今夏の節電は義塾としても初めての取り組みであり、手探りの部分が多くなったが、おおむね事前のシミュレーション通り、またはそれ以上の結果が得られたという。

このように当初の目標を達成できた要因には、夏休みがあるという大学の特性がある。企業や公共団体で使用最大電力が伸びる7月末から8月の時期に、大学は夏休みに入るため、教室などの使用が無くなり使用最大電力は大幅に抑えられる。また、今夏は学事日程を変更し建物使用規制を実施。完全に使用しない校舎を作ることで、使用最大電力を大幅に抑えることに成功した。今夏は例年8月に各キャンパスで実施してきたオープンキャンパスも規模を大幅に縮小して実施したSFCと芝共立キャンパスを除き中止としたため、それに関連する電力も抑えられた。

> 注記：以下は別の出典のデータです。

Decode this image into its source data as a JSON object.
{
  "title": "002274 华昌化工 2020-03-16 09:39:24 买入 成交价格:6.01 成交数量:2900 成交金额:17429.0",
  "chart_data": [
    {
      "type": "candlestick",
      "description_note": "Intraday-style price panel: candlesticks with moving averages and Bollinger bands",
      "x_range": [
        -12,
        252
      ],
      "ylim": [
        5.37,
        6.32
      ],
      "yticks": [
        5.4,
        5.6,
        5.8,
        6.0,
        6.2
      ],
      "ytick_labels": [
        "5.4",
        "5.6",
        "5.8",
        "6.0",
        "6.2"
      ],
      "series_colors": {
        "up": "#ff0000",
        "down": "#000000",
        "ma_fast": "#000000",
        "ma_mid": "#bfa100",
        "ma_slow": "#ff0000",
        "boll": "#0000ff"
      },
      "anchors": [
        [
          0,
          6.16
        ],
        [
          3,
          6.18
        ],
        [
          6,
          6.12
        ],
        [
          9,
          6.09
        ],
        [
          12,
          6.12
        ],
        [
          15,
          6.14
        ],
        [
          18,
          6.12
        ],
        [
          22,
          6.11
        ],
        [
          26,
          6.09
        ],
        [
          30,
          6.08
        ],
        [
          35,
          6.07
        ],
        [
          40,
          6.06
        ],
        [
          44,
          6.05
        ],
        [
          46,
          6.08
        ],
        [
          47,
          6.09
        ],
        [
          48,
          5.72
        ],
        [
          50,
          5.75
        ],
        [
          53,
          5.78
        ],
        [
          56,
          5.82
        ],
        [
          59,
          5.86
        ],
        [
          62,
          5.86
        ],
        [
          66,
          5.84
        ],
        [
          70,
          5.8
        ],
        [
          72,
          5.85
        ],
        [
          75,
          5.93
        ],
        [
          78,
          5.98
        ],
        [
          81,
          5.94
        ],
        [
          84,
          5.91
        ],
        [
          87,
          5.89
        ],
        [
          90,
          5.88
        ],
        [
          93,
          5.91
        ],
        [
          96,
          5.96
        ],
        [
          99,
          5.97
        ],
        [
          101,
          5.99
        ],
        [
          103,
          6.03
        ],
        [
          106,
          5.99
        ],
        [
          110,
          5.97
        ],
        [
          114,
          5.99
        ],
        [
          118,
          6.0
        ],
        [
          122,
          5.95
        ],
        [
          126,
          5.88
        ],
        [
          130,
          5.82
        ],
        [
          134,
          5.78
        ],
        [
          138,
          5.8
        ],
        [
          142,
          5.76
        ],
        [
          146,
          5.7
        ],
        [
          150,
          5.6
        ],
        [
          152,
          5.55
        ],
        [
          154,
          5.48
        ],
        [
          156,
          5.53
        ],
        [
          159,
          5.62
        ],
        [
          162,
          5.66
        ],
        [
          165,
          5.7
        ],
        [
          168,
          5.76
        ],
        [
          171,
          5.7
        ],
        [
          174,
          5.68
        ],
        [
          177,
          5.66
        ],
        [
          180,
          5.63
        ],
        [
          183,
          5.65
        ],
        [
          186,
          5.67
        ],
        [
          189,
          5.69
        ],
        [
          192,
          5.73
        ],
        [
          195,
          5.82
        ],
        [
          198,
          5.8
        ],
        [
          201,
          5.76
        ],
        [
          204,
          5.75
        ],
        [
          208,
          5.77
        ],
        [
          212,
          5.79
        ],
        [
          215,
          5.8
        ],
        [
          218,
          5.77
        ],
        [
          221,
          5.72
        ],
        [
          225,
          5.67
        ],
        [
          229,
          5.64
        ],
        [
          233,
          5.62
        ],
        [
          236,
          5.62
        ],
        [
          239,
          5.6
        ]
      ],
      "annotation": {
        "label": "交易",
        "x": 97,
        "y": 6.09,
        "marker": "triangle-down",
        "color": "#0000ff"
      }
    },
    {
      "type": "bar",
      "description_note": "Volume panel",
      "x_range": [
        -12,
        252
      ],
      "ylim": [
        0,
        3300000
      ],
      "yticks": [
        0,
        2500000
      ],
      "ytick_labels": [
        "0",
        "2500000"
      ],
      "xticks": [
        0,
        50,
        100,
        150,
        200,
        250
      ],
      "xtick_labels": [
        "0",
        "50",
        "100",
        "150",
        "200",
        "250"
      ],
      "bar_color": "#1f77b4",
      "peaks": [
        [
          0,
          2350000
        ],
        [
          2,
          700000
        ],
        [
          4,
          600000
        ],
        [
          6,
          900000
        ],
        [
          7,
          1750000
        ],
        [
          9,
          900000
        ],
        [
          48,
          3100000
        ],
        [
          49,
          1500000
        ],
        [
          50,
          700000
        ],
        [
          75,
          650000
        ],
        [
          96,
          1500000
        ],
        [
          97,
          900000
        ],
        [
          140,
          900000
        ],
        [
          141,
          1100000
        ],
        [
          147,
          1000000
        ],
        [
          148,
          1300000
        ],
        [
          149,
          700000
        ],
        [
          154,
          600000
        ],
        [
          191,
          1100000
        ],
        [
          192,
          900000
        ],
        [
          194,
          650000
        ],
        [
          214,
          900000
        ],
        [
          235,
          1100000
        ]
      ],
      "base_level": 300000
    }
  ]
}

大枠の部分では、全てのキャンパスで同様の節電対策が実施されたが、実験の多い矢上キャンパスでは電力制限にガイドラインを設けるなど、キャンパス独自の対策も採られた。大小さまざまな工夫により、事前の想定を上回る節電の成功につながったという。

当初の予定通り9月30日に夏期の節電は終了。先日発表された10月以降の節電対策は、今後の動向などを考慮して、利用者に支障のない範囲で運用を続けることにした。

冬期も政府が節電の要請をする可能性は高い。さらに原子力発電所がこの先、定期点検などで順次稼働を停止していくことが予想され、電力の供給量は長期的に減少していくことが考えられる。そのため節電は今後数年にわたっての検討となる。義塾もそれに備え、校舎内の照明を消費電力の少ないタイプに交換するなどの対策を継続的に実施していくということが検討されている。また、今夏は節電目標の達成に成功したが、今後は学校としての機能を維持しながら、節電を行っていく方策を考えていきたいとしている。